Because of the experimental nature of the piece, no performance is alike, and no two lines are alike. Similarly no two audience perspectives are alike -- each viewer can only glimpse some of the set at a time, making each visitor choose his or her experience like a choose-your-own adventure novel. "There is always a dirty old man who follows the girl character into her room to watch her change," Levine said. "But then they are missing out on the dialogue It is a choice."
"The Real World" manages to squeeze spectacle out of banal interactions, and "Habit" almost attempts to make melodrama banal by playing it on loop, while the characters eat a sandwich. I asked Levine about the relationship between spectacle and banality in the show. He responded: "The thing with reality shows is, the rap in the shows is that they pretend to be real but are secretly fake. Theater pretends to be fake but it is secretly real. You have this event that happens once a night and it is absolutely magical; it seems effortless and great. But when you have a long running play you are doing it 60-80 times, turning it into a grind. For you, it's a job you're doing." Levine has long expressed interest in the relationship between acting and labor. In 2007 he had his lead actor plant potatoes in character from 8 a.m. to 6 p.m. for days, testing what would happen if an actor spent more time "in character" than "out of character."

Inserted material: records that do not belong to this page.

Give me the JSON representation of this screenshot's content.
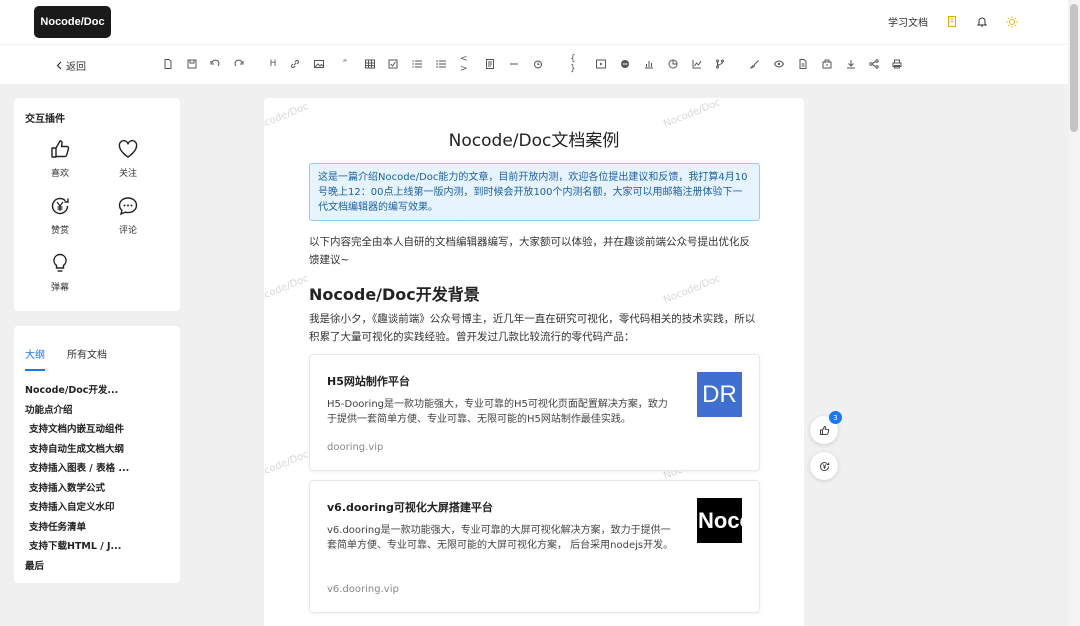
{
  "header": {
    "logo": "Nocode/Doc",
    "learn_docs": "学习文档"
  },
  "toolbar": {
    "back": "返回",
    "heading_glyph": "H",
    "quote_glyph": "”",
    "code_glyph": "< >",
    "brace_glyph": "{ }"
  },
  "plugins": {
    "title": "交互插件",
    "items": [
      {
        "label": "喜欢",
        "icon": "thumbs-up-icon"
      },
      {
        "label": "关注",
        "icon": "heart-icon"
      },
      {
        "label": "赞赏",
        "icon": "yuan-reward-icon"
      },
      {
        "label": "评论",
        "icon": "comment-icon"
      },
      {
        "label": "弹幕",
        "icon": "bulb-icon"
      }
    ]
  },
  "outline": {
    "tabs": [
      "大纲",
      "所有文档"
    ],
    "items": [
      {
        "label": "Nocode/Doc开发...",
        "sub": false
      },
      {
        "label": "功能点介绍",
        "sub": false
      },
      {
        "label": "支持文档内嵌互动组件",
        "sub": true
      },
      {
        "label": "支持自动生成文档大纲",
        "sub": true
      },
      {
        "label": "支持插入图表 / 表格 ...",
        "sub": true
      },
      {
        "label": "支持插入数学公式",
        "sub": true
      },
      {
        "label": "支持插入自定义水印",
        "sub": true
      },
      {
        "label": "支持任务清单",
        "sub": true
      },
      {
        "label": "支持下载HTML / J...",
        "sub": true
      },
      {
        "label": "最后",
        "sub": false
      }
    ]
  },
  "doc": {
    "watermark": "Nocode/Doc",
    "title": "Nocode/Doc文档案例",
    "notice": "这是一篇介绍Nocode/Doc能力的文章，目前开放内测，欢迎各位提出建议和反馈，我打算4月10号晚上12：00点上线第一版内测，到时候会开放100个内测名额，大家可以用邮箱注册体验下一代文档编辑器的编写效果。",
    "intro": "以下内容完全由本人自研的文档编辑器编写，大家额可以体验，并在趣谈前端公众号提出优化反馈建议~",
    "section_title": "Nocode/Doc开发背景",
    "section_para": "我是徐小夕，《趣谈前端》公众号博主，近几年一直在研究可视化，零代码相关的技术实践，所以积累了大量可视化的实践经验。曾开发过几款比较流行的零代码产品：",
    "cards": [
      {
        "title": "H5网站制作平台",
        "desc": "H5-Dooring是一款功能强大，专业可靠的H5可视化页面配置解决方案，致力于提供一套简单方便、专业可靠、无限可能的H5网站制作最佳实践。",
        "link": "dooring.vip",
        "logo_text": "DR",
        "logo_bg": "#3f6fd1"
      },
      {
        "title": "v6.dooring可视化大屏搭建平台",
        "desc": "v6.dooring是一款功能强大，专业可靠的大屏可视化解决方案，致力于提供一套简单方便、专业可靠、无限可能的大屏可视化方案， 后台采用nodejs开发。",
        "link": "v6.dooring.vip",
        "logo_text": "Noco",
        "logo_bg": "#000000"
      }
    ]
  },
  "float": {
    "like_count": "3"
  },
  "colors": {
    "accent": "#1677ff",
    "notice_bg": "#e6f4ff",
    "notice_border": "#91caff"
  }
}
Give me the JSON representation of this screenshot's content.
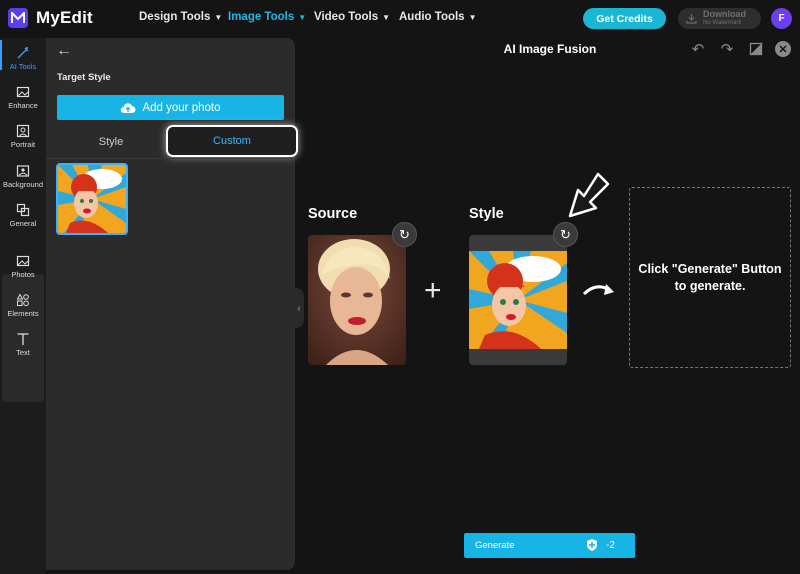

While actors certainly realize the work that goes into not just preparing but physically performing a show, the audience is often too successfully tricked by the actors' illusion of the first time. Levine condenses the hours of labor into 8 hour days, showing the recursive grind of an actor's work. But is he worried that without the conventions that give theater its escapist, spectacular magic, that the audience will get distracted and refuse to give the piece the attention it deserves? Levine responded like a scientist, putting all the variables on the table and preparing to watch them interact. The audience can talk, can leave, can come back as they please. But even with all the shuffle, Levine seemed to possess a faith in acting as the core magic of theater.
"Habit" is currently raising funds on Kickstarter for its performance at the Essex Street Market in New York. The co-presenters of "Habit" are Performance Space 122 and the French Institute Alliance Française (FIAF)’s Crossing the Line 2012 festival. All performances will be free.